A cyberespionage campaign by Worok has been found targeting governments and high-profile organizations based in Central Asia, Southern Asia, Africa, and the Middle East since 2020. The threat group is using custom and existing malicious tools for its attacks.

About Worok and its campaign

Researchers from ESET tracked the threat group and believe that the group is looking for information from government entities.
  • The threat group has been associated with attacks aimed at telecommunications, maritime, banking, energy, military, government, and public sectors over a period of time.
  • In late 2020, it targeted a telecommunications firm in East Asia, a bank in Central Asia, a maritime industry in Southeast Asia, a government in the Middle East, and a private firm in Southern Africa.
  • In February 2022, researchers once again associated the group with new attacks on energy firms in Central Asia and a public sector firm in Southeast Asia.

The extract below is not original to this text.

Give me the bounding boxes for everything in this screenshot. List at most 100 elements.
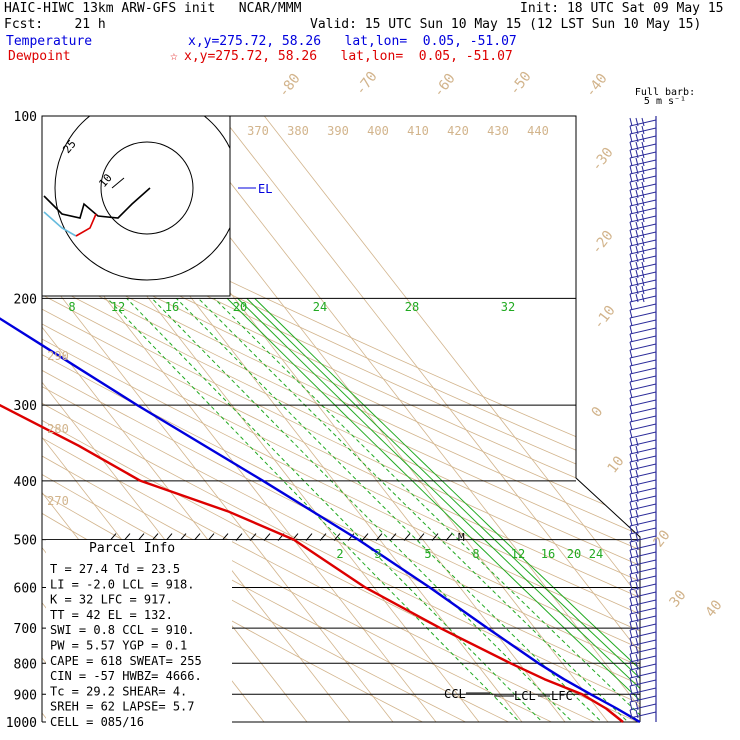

The time of their activities and used toolset reveal a possible connection with TA428, an assessment with low confidence.

Tools and tactics 

The group used ProxyShell exploits for initial access, however, the access vector remains unknown for most attacks.
  • Once access was gained, the attackers deployed publicly available tools for reconnaissance such as Mimikatz, ReGeorg, EarthWorm, NBTscan, PowerShell, HTTP, ICMP, and WinRAR.
  • In addition, Worok's malicious toolset includes two loaders - a C++ loader named CLRLoad and a C# loader named PNGLoad. These loaders allow the attackers to hide malware payloads in PNG images using steganography.
  • For persistence, web shells are uploaded after abusing the vulnerabilities inside the victim's network.

A new backdoor in use

  • In addition to the above tools, a new PowerShell backdoor PowHeartBeat was used by Worok, which replaced CLRLoad in attacks observed from February. It was used to launch PNGLoad.
  • PowHeartBeat has several capabilities, such as file manipulation and process or command execution, along with downloading or uploading files to and from victims' systems.


Worok is developing its own tools, along with using existing tools to target its victims across multiple sectors. Thus, organizations are suggested to protect their sensitive information with multiple layers of security, such as firewalls, adequate encryption, and multi-factor authentication.